Perfino le forze dell'ordine impiegate nel Cie di Milo sono a disagio; nel suo ennesimo comunicato, la Segreteria Nazionale del Siulp chiede d'urgenza di "incrementare il personale da impiegare, perché fare meramente sopravvivere una struttura indispensabile alle procedure finalizzate alla identificazione e alla espulsione degli extracomunitari significa soltanto uno spreco di energie, di uomini e di mezzi, senza pensare al mancato soddisfacimento della primaria esigenza di sicurezza".
Intanto, a marcire dietro muri, recinzioni, cordoni, ci sono persone internate sulla base di ciò che sono: "stranieri", "migranti", "non bianchi". Le sbarre di sei metri, da carcere di massima sicurezza peggio di quelle per la mafia, la sorveglianza 24 ore su 24 dalle forze dell'ordine, dicono l'evidenza: è mera reclusione sociale di soggetti presunti "pericolosi", da tenere chiusi come bestie, criminalizzare, piegare a quello che si vuole fare di loro. Un nulla. Salta la nuda verità alla coscienza: il Cie è la mera spazializzazione di un'ideologia razzista, perché solo un pensiero che nega l'umanità a questi uomini, li rende oggetti, può spiegare una tale volontaria privazione della loro libertà, una tale distruzione arbitraria della loro mente, vita e sogni.

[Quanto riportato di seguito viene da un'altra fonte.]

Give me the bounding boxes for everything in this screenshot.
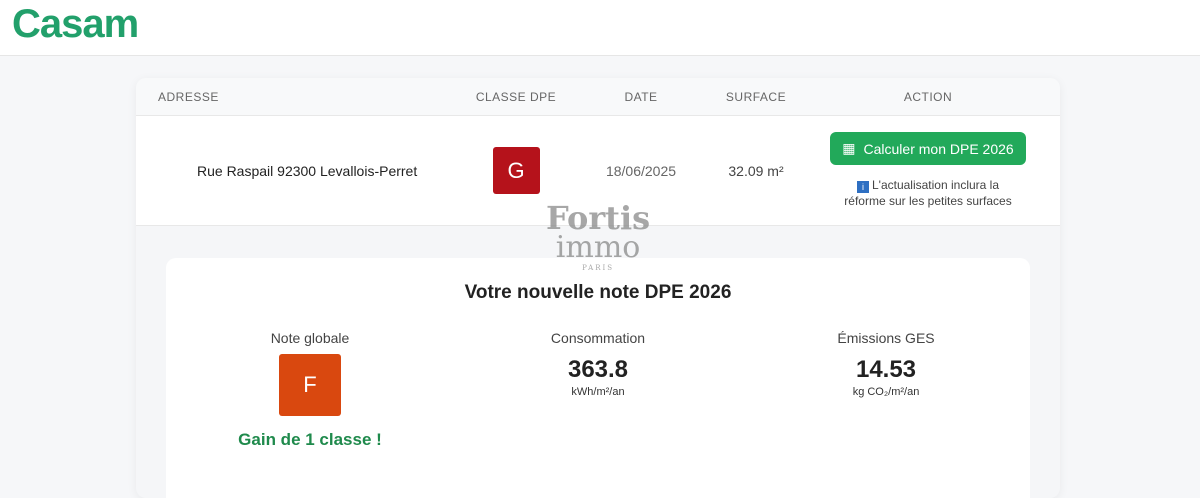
logo[interactable]: Casam: [12, 2, 139, 46]
col-action: ACTION: [903, 89, 953, 104]
ges-emissions: Émissions GES 14.53 kg CO₂/m²/an: [837, 330, 935, 398]
col-address: ADRESSE: [158, 89, 219, 104]
gain-text: Gain de 1 classe !: [238, 430, 382, 449]
consumption: Consommation 363.8 kWh/m²/an: [550, 330, 646, 398]
surface: 32.09 m²: [728, 162, 784, 179]
global-rating: Note globale F Gain de 1 classe !: [166, 330, 454, 450]
result-title: Votre nouvelle note DPE 2026: [464, 282, 732, 303]
result-panel: Votre nouvelle note DPE 2026 Note global…: [166, 258, 1030, 498]
dpe-class-badge: G: [492, 147, 540, 194]
table-row: Rue Raspail 92300 Levallois-Perret G 18/…: [136, 116, 1060, 226]
date: 18/06/2025: [605, 162, 677, 179]
table-header: ADRESSE CLASSE DPE DATE SURFACE ACTION: [136, 78, 1060, 116]
top-bar: Casam: [0, 0, 1200, 56]
new-class-badge: F: [279, 354, 341, 416]
calculate-dpe-button[interactable]: ▦ Calculer mon DPE 2026: [830, 132, 1026, 165]
col-class: CLASSE DPE: [475, 89, 557, 104]
info-icon: i: [856, 181, 869, 193]
info-note: i L'actualisation inclura la réforme sur …: [844, 178, 1012, 208]
col-surface: SURFACE: [725, 89, 787, 104]
watermark-logo: Fortis immo PARIS: [546, 199, 651, 272]
col-date: DATE: [624, 89, 658, 104]
address: Rue Raspail 92300 Levallois-Perret: [197, 162, 418, 179]
calculator-icon: ▦: [842, 140, 856, 156]
dpe-card: ADRESSE CLASSE DPE DATE SURFACE ACTION R…: [136, 78, 1060, 498]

Nessuno si degna di comunicare le "ragioni", ove ce ne fossero, ma almeno la durata della detenzione. E quel limbo senza senso, che toglie la dignità, produce solo autolesionismo ("mensilmente almeno 15 casi", spiega Giovanna Ottoveggio, medico della struttura), somministrazione di psicofarmaci, violenze, fughe (come i 130 scappati nei giorni scorsi). Come racconta un detenuto con le braccia e i polsi pieni di cicatrici e vistosi lividi: "la fuga è la nostra unica salvezza, per non impazzire".